Boruta

Basic

Boruta | Selecting truly important features with Random Forest

Created: Last updated: Read time: 2 min

Boruta is a feature selection algorithm that keeps only truly useful features. It helps improve accuracy, interpretability, and computational cost by removing irrelevant variables.


1. Why feature selection? #

  • High-dimensional data
    Too many features increase noise and overfitting.

  • Computation cost
    Removing useless features speeds up training and prediction.

  • Interpretability
    It becomes clearer which features drive model decisions.


2. How Boruta works (intuition) #

  1. Train a Random Forest with all features.
  2. Compute feature importance.
  3. Create shuffled “shadow features” as a baseline.
  4. If a real feature beats its shadow, mark it important; otherwise unimportant.
  5. Repeat to stabilise the selection.

3. Example (CSV data) #

import numpy as np
import pandas as pd
from sklearn.ensemble import RandomForestClassifier
from boruta import BorutaPy

# Load data
X = pd.read_csv("examples/test_X.csv", index_col=0).values
y = pd.read_csv("examples/test_y.csv", header=None, index_col=0).values.ravel()

# Random Forest
rf = RandomForestClassifier(n_jobs=-1, class_weight="balanced", max_depth=5)

# Boruta
feat_selector = BorutaPy(rf, n_estimators="auto", verbose=2, random_state=1)
feat_selector.fit(X, y)

print("Selected features:", feat_selector.support_)
print("Feature ranking:", feat_selector.ranking_)

# Keep only important features
X_filtered = feat_selector.transform(X)

4. Experiments with synthetic data #

We check whether Boruta keeps useful features and removes irrelevant ones.

All features are useful (no removal) #

from sklearn.datasets import make_classification
from xgboost import XGBClassifier

X, y = make_classification(
    n_samples=1000, n_features=10,
    n_informative=10, n_redundant=0, n_classes=2,
    random_state=0, shuffle=False
)
model = XGBClassifier(max_depth=4)

feat_selector = BorutaPy(model, n_estimators="auto", verbose=2, random_state=1)
feat_selector.fit(X, y)
X_filtered = feat_selector.transform(X)

print(f"{X.shape[1]} --> {X_filtered.shape[1]}")

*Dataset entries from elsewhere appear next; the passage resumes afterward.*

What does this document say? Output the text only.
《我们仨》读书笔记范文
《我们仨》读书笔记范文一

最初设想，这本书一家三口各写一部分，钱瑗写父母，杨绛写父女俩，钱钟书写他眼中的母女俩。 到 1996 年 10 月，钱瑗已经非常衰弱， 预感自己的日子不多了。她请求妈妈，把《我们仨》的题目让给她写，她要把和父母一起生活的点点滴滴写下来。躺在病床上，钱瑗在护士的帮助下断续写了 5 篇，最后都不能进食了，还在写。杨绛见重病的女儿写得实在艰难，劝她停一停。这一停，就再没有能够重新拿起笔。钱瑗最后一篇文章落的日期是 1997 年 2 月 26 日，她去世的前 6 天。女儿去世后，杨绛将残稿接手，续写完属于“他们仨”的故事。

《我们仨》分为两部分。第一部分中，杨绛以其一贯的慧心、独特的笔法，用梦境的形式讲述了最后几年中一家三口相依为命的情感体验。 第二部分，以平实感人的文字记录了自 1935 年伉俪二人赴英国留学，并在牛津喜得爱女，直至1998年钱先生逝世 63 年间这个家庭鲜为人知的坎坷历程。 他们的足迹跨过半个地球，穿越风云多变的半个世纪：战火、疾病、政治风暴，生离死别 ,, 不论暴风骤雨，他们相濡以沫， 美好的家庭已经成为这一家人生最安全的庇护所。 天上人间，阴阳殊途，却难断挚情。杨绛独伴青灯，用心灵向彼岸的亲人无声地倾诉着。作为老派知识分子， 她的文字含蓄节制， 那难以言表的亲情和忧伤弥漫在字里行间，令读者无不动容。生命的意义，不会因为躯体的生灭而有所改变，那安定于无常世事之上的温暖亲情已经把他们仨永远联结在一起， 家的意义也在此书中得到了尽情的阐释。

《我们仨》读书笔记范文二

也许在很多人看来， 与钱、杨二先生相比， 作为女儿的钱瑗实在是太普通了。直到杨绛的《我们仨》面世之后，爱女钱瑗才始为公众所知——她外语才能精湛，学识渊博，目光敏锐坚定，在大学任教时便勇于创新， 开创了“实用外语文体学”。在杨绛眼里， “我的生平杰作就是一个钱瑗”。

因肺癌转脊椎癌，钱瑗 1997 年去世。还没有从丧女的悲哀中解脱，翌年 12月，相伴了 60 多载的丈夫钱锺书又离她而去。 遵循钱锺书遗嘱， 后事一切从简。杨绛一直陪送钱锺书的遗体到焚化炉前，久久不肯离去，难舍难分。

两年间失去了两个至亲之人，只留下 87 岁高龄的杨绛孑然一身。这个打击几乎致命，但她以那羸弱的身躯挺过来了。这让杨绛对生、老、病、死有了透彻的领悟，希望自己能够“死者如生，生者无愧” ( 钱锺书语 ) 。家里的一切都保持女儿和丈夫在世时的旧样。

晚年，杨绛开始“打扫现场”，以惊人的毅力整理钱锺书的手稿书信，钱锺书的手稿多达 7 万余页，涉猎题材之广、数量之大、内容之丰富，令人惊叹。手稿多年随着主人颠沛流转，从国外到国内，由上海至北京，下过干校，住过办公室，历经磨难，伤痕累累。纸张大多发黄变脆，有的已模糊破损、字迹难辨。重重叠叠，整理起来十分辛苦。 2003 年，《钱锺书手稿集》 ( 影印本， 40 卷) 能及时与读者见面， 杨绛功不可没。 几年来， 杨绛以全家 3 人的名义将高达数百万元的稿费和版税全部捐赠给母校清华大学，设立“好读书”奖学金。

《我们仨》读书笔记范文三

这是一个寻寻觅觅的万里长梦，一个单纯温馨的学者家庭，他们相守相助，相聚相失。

If all features are useful, none are removed.


Many irrelevant features (remove them) #

X, y = make_classification(
    n_samples=2000, n_features=100,
    n_informative=10, n_redundant=0, n_classes=2,
    random_state=0, shuffle=False
)
model = XGBClassifier(max_depth=5)

feat_selector = BorutaPy(model, n_estimators="auto", verbose=2, random_state=1)
feat_selector.fit(X, y)
X_filtered = feat_selector.transform(X)

print(f"{X.shape[1]} --> {X_filtered.shape[1]}")

10 useful out of 100 → Boruta keeps the 10 and removes the rest.


5. Practical notes #

  • Works especially well with tree-based models (Random Forest, XGBoost).
  • Removes noisy features reliably.
  • Computationally heavier when the feature count is large.
  • The selected features can be used for interpretation and visualisation.

Summary #

  • Boruta compares real features to “shadow” features to select stable, useful variables.
  • It keeps everything if all features are useful, and removes the rest when needed.
  • As a preprocessing step, it improves accuracy, efficiency, and interpretability.